Narrativa
Nota: Una de las finalistas del concurso NatGeo / Matador NEXT GREAT STELLTELLER 2012, Alice Driver relata un momento improbable en la Ciudad de México.
Una mañana, se desabrochó la mochila negra y esparció su contenido en el piso del vagón del metro. Los fragmentos de vidrio brillaron como diamantes falsos bajo las duras luces fluorescentes mientras se quitaba la camisa y se tiraba al suelo. El chaparrito, bajo y musculoso, comenzó a rodar vigorosamente sobre el vidrio, presionando su carne contra los fragmentos. Se puso de pie, hizo una reverencia y, con la espalda floreciendo pequeñas rosas de sangre, procedió a pedir dinero.
Cuando la multitud de la madrugada no arrojó monedas sobre él, se enojó, tomó un trozo de vidrio y lo apretó contra su musculoso brazo. ¿La amenaza de más sangre haría fluir el dinero?
Un trabajador, con las manos gastadas y ásperas como papel de lija, tocó una bolsa de plástico llena de alambre de púas. Él dormitaba en el metro mientras miraba su bolso, observando cómo cada sacudida del vagón del metro hacía que el alambre de púas penetrara en el plástico, dejando a los pasajeros vulnerables.
Una mujer con largas y falsas uñas rizadas adornadas con flores de diamantes de imitación metálicos intentó sacar su teléfono de su bolso. Agarró el teléfono con esas uñas y volvió a agarrar, pero no tuvo éxito.
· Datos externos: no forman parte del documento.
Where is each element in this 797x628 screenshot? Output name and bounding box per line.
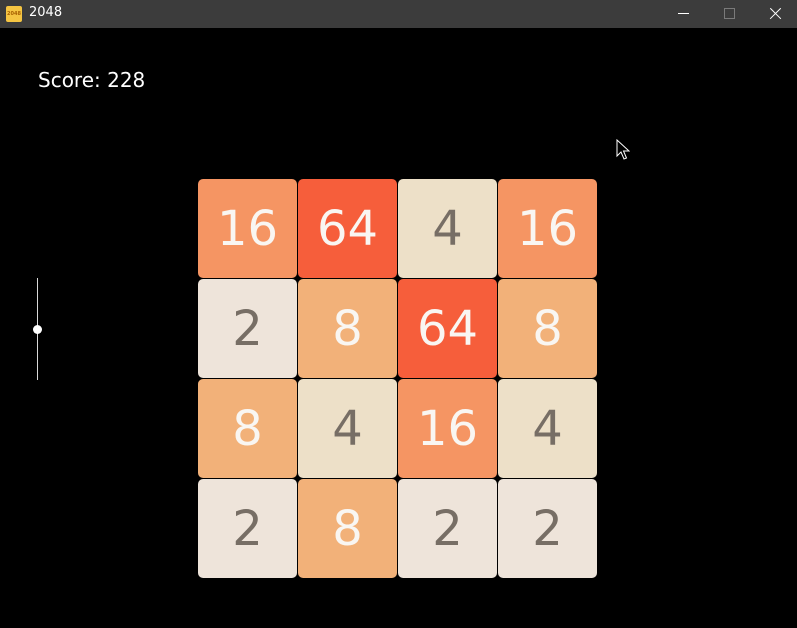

Las chicas de secundaria se agolparon a mi alrededor y estiraron sus pestañas oscuras sobre el borde de una cuchara una y otra vez. El resultado final: pestañas con rizos feroces. Volvieron a poner las cucharas en sus bolsos y fueron expulsados rápidamente del vagón del metro.
Entrenar. Foto por: Alice Driver
Dos hombres con bolsas tejidas llenas de queso de Oaxaca entraron riendo como escolares y, incapaces de mantener el equilibrio, cayeron al suelo. Mezcal estaba en el centro de su conversación. Se pusieron de pie y me miraron, con la cabeza a la altura de mis senos, y lentamente, con gran deliberación, se lamieron los labios.
Abrí un camino a través del calor de los cuerpos para escapar. En la siguiente parada, un hombre corpulento de mediana edad entró en el automóvil y comenzó a anunciar sus productos: bolígrafos en forma de jeringas. Tuvo que competir con el ciego que cantaba corridos, el tipo con un tatuaje de una rosa en su cuello vendiendo discos compactos y el niño de cinco años vendiendo piña y chicle de mandarina.
Era la hora pico, y un mar de personas fluía y bajaba. Una anciana quedó atrapada en la marea alta y arrastrada al suelo. La presión de los cuerpos me dejó empapado en sudor y soñando con hielo, la Antártida, los osos polares, las paletas.
La vida continuó: las chicas se limpiaban las cejas y se pintaban las nuevas con arcos perfectos, los hombres hojeaban revistas de fútbol llenas de fotos de mujeres desnudas y los bebés dormían como si el calor y el zumbido del metro fueran una canción de cuna. Justo cuando pensaba que no podía aguantar más, el vagón del metro se detuvo. Las luces se apagaron.
Las aspas del ventilador zumbaron en silencio. Durante diez minutos duros y calurosos parpadeé y sudé y sentí que mi cuerpo se derretía entre la multitud. Éramos una sola entidad, una masa de humanidad. Cuando se encendieron las luces y se abrieron las puertas, salimos a la Ciudad de México como una sola.